From mboxrd@z Thu Jan  1 00:00:00 1970
X-Spam-Checker-Version: SpamAssassin 3.4.4 (2020-01-24) on polar.synack.me
X-Spam-Level: 
X-Spam-Status: No, score=-1.3 required=5.0 tests=BAYES_00,INVALID_MSGID
	autolearn=no autolearn_force=no version=3.4.4
X-Google-Language: ENGLISH,ASCII-7-bit
X-Google-Thread: 103376,7a58195927ccb785
X-Google-Attributes: gid103376,public
From: dewar@merv.cs.nyu.edu (Robert Dewar)
Subject: Re: Not intended for use in medical devices
Date: 1997/05/06
Message-ID: <dewar.862916681@merv>#1/1
X-Deja-AN: 239718639
References: <3.0.32.19970504232023.006f5c8c@mail.4dcomm.com>
 <5kl8g4$fcb@bcrkh13.bnr.ca>
Organization: New York University
Newsgroups: comp.lang.ada
Date: 1997-05-06T00:00:00+00:00
List-Id: <comp.lang.ada>


Kaz says

<<<<I agree with R. Dewar: your concerns are misplaced, and don't make a good case
for avoiding inspections of the object code. In a safety critical system, an
incorrect translation of a correct program could lead to death, injury or
property damage. There is no other way to catch this sort of error except to
compile the code and then inspect the results of the translation.>>

  I certainly agree with this. In fact I never heard of a people using a
  process for generating safety-critical code that did not require this
  kind of review, and certainly the formal standards require this.

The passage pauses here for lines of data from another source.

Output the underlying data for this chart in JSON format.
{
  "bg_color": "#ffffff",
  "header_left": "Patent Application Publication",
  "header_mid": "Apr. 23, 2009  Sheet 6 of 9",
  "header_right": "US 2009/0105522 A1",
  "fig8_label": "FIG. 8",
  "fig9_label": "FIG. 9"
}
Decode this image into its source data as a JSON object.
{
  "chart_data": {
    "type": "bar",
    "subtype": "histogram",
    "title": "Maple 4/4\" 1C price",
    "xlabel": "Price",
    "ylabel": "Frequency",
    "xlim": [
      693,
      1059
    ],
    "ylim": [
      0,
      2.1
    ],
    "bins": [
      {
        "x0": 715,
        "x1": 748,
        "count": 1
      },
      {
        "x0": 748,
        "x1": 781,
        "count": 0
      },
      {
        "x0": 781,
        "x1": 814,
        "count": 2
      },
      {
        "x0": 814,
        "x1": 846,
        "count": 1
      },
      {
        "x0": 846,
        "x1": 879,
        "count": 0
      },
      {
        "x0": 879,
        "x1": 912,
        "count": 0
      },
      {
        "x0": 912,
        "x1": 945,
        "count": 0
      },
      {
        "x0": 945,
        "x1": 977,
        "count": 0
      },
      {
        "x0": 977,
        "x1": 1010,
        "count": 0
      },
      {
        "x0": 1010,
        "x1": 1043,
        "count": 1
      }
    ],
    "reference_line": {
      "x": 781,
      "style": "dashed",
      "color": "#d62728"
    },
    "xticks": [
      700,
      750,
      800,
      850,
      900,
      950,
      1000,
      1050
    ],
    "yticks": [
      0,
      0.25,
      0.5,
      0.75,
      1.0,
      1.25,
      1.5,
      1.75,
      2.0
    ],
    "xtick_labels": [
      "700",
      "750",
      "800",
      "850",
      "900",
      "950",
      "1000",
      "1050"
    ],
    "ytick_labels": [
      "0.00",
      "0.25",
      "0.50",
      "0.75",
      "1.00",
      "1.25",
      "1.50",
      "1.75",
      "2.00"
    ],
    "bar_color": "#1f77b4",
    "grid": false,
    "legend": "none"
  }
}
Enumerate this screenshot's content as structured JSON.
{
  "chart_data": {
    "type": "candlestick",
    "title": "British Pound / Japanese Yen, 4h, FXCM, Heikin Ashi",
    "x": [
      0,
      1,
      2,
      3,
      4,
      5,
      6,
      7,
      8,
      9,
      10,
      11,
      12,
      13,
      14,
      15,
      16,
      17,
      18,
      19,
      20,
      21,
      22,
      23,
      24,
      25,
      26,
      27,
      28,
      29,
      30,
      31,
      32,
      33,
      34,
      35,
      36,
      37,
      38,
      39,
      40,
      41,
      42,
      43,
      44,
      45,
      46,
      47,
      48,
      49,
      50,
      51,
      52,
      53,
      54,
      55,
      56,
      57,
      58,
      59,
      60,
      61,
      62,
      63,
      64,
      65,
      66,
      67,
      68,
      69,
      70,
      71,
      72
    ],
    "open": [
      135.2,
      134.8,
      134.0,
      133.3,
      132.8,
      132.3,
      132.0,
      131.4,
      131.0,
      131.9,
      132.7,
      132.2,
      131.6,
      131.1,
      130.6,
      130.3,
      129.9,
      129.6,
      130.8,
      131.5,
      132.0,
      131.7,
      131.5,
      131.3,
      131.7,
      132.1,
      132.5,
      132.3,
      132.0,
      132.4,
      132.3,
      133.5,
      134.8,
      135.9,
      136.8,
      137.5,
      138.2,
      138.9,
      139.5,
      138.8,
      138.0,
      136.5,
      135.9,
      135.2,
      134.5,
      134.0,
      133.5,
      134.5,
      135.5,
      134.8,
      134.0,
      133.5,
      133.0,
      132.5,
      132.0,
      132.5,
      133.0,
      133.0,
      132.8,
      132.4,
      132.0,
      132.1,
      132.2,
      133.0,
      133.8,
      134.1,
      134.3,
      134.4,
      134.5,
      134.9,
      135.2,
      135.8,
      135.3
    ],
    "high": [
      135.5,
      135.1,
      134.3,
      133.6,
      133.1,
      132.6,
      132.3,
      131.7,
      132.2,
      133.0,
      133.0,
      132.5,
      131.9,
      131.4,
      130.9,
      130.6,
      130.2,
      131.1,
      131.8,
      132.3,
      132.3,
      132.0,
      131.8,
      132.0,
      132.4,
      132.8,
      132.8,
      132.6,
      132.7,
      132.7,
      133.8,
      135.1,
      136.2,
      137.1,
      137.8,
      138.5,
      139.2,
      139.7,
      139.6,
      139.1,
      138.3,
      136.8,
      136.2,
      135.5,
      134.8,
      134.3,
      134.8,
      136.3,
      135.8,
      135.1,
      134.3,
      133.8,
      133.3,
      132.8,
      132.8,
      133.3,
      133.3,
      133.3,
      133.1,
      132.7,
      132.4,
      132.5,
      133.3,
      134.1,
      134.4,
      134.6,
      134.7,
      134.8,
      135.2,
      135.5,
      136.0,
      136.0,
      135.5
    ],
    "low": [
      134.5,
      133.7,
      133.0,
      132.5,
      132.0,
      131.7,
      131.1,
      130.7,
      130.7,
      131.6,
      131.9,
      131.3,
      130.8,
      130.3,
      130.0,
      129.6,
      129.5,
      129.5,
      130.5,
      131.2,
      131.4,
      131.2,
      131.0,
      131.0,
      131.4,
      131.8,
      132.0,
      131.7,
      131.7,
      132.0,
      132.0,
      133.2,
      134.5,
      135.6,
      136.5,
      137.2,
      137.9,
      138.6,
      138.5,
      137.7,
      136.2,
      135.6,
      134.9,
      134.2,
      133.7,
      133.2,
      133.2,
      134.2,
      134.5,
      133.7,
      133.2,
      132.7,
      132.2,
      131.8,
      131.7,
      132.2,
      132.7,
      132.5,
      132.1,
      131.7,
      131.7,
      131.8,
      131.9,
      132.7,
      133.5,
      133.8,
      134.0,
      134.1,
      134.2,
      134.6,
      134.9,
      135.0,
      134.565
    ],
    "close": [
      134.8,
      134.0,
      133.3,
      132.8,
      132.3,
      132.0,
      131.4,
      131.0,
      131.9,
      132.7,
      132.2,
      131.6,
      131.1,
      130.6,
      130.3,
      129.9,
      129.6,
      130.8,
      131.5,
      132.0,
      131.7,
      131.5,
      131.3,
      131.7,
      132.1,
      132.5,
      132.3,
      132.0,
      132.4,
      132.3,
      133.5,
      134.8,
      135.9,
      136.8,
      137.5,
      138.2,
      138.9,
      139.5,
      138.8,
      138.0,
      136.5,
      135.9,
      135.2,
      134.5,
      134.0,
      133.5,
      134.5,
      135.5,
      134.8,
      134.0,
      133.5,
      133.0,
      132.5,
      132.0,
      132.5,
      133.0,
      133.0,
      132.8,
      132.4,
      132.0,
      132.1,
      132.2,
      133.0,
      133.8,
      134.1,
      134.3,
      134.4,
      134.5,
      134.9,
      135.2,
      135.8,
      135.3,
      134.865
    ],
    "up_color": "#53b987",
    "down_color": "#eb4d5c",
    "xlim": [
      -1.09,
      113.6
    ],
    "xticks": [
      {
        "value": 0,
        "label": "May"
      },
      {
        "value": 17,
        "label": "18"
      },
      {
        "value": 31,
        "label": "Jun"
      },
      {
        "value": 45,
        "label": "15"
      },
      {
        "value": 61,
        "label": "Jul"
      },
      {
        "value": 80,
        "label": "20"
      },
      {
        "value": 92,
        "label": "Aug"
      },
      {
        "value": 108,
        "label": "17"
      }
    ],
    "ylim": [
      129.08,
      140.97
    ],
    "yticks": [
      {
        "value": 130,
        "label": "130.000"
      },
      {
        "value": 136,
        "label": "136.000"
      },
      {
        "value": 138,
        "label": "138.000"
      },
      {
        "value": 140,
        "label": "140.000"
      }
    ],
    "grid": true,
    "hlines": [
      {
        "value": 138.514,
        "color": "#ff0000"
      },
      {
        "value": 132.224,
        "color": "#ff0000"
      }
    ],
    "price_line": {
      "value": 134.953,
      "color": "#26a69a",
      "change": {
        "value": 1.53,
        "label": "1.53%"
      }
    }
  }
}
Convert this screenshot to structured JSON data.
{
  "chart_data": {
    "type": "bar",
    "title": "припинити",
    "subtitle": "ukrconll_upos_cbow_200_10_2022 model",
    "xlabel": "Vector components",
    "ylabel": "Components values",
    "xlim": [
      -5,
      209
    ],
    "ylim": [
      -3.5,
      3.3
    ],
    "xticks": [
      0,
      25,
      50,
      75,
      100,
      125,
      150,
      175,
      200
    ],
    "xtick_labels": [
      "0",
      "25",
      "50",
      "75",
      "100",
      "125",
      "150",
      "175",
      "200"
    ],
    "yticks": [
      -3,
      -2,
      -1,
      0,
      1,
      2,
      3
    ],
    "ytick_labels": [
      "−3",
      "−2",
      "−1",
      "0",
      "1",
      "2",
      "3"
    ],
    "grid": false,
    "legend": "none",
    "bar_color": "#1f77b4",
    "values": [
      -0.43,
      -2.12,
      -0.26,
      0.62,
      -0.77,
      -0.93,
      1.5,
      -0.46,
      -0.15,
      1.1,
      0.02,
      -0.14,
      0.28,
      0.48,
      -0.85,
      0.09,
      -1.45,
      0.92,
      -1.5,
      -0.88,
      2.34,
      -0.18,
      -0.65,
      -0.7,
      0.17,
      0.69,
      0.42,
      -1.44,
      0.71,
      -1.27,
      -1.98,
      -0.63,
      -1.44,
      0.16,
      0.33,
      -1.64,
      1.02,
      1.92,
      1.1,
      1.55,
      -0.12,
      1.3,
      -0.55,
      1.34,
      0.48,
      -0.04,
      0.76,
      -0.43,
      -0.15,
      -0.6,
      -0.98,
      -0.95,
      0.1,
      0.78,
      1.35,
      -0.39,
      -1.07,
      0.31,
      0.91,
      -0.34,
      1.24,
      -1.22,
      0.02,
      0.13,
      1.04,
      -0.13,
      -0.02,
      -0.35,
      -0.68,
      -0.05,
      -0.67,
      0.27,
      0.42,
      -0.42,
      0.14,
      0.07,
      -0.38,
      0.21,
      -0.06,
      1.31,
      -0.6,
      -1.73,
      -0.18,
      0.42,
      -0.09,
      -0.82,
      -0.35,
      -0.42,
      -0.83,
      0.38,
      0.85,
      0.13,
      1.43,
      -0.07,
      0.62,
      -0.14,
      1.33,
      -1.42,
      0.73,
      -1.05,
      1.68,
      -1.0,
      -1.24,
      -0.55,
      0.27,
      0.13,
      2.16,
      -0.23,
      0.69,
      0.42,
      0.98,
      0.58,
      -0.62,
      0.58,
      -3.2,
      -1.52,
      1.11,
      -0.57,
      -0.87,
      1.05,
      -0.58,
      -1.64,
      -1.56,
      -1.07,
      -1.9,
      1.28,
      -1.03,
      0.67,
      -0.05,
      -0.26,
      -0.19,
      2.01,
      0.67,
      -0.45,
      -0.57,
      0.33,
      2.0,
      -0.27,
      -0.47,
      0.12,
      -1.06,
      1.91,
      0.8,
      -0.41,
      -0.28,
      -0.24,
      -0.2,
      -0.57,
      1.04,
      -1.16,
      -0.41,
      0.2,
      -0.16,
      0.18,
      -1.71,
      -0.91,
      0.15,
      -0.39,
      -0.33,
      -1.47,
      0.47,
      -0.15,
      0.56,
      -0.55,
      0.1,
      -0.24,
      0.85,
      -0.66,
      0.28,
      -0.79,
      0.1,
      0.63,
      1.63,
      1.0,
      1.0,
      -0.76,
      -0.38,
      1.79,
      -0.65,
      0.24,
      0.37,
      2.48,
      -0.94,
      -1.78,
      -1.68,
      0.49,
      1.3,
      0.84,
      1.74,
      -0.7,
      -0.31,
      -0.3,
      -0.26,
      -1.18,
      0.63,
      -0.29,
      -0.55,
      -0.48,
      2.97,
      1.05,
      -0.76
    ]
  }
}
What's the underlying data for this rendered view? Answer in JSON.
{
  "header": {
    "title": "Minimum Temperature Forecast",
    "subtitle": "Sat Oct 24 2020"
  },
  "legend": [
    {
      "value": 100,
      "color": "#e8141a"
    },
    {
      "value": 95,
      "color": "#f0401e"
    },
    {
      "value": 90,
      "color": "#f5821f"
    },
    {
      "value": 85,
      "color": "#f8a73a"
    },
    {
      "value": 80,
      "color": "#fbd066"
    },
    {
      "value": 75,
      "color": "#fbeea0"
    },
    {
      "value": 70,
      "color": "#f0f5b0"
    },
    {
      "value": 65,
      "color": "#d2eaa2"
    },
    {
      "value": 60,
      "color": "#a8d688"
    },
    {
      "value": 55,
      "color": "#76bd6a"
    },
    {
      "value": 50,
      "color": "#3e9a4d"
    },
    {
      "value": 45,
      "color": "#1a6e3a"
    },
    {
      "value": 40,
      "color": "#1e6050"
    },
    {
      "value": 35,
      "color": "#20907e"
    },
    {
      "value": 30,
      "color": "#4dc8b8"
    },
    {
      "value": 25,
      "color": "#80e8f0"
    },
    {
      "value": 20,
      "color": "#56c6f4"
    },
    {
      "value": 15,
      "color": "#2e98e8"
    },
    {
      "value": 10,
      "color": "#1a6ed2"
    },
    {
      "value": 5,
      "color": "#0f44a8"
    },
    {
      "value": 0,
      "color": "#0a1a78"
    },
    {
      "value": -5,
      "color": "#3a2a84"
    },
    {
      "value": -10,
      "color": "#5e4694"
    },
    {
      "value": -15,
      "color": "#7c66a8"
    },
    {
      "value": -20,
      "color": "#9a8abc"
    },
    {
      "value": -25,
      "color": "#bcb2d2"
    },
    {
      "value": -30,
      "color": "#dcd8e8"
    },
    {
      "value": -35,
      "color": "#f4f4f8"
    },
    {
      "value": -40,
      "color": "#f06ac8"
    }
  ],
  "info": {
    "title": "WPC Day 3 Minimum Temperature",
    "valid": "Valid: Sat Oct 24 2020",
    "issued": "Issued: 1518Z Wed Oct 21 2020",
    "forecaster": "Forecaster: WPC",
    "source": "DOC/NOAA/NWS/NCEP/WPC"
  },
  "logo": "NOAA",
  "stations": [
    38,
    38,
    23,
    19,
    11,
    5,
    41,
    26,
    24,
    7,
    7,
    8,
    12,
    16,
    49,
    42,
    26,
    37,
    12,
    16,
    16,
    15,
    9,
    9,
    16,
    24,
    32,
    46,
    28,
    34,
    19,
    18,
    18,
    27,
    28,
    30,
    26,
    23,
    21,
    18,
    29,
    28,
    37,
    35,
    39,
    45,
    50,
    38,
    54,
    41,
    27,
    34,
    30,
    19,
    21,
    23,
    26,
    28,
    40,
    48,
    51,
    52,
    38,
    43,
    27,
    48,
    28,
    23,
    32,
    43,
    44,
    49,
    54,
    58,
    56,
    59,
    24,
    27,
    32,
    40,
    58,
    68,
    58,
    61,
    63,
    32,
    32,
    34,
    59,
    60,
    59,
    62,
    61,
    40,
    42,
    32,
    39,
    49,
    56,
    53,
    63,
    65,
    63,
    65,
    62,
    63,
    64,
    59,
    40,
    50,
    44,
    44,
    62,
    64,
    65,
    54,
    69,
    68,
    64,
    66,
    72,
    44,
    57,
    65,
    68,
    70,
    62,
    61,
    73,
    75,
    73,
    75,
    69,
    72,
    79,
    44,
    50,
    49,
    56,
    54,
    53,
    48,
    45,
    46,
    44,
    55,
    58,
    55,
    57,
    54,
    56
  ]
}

<<In some ways, this could make somewhat of a case for using assembly language in
the first place, since in the process of reviewing object code, you have to
acquire an understanding of the program at the machine language level anyway.
I can at least appreciate where this extreme viewpoint is coming from.>>

  I strongly disagree with this, and find it surprising that anyone would
  suggest this. The review of the object code is just one of many aspects
  of the total methodology required for safety critical code. Another
  important aspect is more emphasis on the use of formal methods in
  developing and analyzing the code at a high level, and these are
  very much language dependent, and make assembly language quite useless.

  The object code review is oriented to making sure that the code reflects
  the high level intent correctly, and the objectives used in analyzing
  this code are directly derived from the original high level code. This
  is why Annex H in the RM requires Ada compilers to provide assistance
  in correlating the object output to the source (see annex H if you have
  not read it!)

How many of Ada's advantages over something like C are still relevant when you
have to inspect the object code instruction by instruction?

  All of them, and in fact they are probably more relevant than in other
  domains. Eliminating all possibilities of error from a program is 
  achieved by a layered approach, and the help that an Ada compiler
  gives in smoking out typing errors etc, and the help that the high
  level Ada semantics give in forumulating appropriate conditions for
  verification etc are of *especially* important value in SC systems.

  Also, see annex H which is oriented towards requiring that Ada tools
  have suitable facilities. For example, a validated C compiler may not
  even have a capability at all for examining the generated assembly code.
  But a 100% conforming Ada compiler (including conformance to Annex H)
  MUST have such a capability. For example, the -S and -g switches in
  GNAT that generate assembly language annotated with source line and
  label information is not just a nice-to-have feature in the context
  of annex H, it is a *required* feature.